Re: Request for clarification on Canonical XML

On Monday 28 July 2003 13:53, Martin Duerst wrote:
> The current text is slightly problematic because it says 'without concern
> for its encoding' and then goes straight on to mention UTF-16. UTF-16
> indeed does not deal with octets, but it is still an encoding.

So your point is that the UTF-8 encoding can be restrictive because (1) one 
may not want to use any encoding (what you mean by "abstract modeling"?) or 
(2) one may want to use a different encoding. 

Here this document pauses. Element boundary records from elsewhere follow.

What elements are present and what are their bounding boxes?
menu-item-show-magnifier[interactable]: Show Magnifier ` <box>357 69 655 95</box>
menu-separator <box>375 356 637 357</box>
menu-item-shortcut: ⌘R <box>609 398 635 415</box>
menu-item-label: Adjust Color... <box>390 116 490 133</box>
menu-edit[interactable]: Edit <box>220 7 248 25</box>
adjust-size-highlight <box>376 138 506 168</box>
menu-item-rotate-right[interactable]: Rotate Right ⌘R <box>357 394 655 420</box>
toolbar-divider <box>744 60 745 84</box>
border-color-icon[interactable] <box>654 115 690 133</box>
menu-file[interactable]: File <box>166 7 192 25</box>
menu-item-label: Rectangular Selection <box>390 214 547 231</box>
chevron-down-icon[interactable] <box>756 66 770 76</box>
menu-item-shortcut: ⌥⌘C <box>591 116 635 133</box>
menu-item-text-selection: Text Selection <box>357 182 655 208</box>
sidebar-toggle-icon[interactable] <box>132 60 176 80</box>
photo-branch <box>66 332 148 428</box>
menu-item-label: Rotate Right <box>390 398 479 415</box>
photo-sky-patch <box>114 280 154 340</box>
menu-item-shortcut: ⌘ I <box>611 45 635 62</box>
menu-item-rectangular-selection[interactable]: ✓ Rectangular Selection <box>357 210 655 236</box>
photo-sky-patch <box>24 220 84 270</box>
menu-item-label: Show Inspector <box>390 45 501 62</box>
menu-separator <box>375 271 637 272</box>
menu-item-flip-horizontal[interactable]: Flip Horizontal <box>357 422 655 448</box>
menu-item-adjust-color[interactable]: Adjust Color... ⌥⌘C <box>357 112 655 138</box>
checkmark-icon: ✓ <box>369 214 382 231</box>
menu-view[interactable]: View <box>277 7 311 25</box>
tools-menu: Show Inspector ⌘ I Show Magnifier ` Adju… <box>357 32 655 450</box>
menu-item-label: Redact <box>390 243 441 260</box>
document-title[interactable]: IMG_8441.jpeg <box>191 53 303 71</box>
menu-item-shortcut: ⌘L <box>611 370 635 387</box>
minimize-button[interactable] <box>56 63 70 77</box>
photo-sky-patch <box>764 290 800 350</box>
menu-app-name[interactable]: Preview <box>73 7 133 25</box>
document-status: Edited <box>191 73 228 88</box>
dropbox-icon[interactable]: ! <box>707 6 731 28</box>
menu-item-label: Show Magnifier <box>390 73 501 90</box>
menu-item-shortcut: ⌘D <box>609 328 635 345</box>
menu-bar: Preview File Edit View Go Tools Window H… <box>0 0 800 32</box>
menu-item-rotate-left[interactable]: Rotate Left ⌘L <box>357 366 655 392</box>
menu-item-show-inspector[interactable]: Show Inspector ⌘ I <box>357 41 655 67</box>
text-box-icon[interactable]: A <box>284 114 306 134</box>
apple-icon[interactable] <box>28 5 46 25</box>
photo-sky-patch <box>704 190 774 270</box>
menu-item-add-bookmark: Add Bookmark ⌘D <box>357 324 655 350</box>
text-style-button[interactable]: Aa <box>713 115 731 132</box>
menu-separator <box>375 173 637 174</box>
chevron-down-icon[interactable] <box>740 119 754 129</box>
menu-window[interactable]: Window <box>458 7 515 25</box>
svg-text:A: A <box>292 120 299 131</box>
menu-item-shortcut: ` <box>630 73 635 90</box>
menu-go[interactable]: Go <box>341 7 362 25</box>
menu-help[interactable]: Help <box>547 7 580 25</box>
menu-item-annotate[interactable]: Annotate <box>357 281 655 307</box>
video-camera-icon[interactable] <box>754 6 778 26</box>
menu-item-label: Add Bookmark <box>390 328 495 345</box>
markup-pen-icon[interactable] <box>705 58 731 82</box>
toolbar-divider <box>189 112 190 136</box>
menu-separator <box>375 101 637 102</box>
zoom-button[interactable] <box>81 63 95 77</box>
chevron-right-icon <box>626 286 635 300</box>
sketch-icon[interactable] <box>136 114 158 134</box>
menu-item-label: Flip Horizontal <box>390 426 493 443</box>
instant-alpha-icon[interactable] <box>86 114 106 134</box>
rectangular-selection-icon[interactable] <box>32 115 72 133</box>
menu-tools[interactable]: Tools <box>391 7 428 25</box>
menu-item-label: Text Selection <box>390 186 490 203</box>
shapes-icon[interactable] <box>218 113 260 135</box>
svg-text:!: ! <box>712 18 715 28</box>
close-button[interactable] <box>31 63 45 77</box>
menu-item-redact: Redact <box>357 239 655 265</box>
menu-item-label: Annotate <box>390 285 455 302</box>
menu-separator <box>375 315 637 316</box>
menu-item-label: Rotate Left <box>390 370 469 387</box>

> Also, this version of the text doesn't mention abstract modeling anymore.
> It might also be better to replace 'may require' with 'may be better
> served with'.

I tweaked it to "might want" so as to avoid the "MAY", but be terse and not 
presume to tell them what they are better served with. <smile/> Ok, how 
about.

[[[
Note: Canonical XML is an octet sequence resulting from characters, from the 
UCS character domain, encoded in UTF-8. Creating a deterministic octet 
sequence is necessary for XML Signature and other applications. However, 
some applications might want a canonical form of XML in a different 
encoding, or one that is simply a sequence of characters, without concern 
for its encoding. For example, it may be appropriate to choose UTF-16 
rather than UTF-8 as the encoding of an API in a programming language using 
UTF-16 to represent Unicode strings, such as Java or Python. Or, one might 
want to abstractly describe an XML document as an Infoset that includes 
sequences of characters. In such cases, applications are not prohibited 
from defining and using a canonical character sequence that corresponds to 
the characters of a Canonical XML instance.
]]]

Received on Monday, 28 July 2003 16:39:03 UTC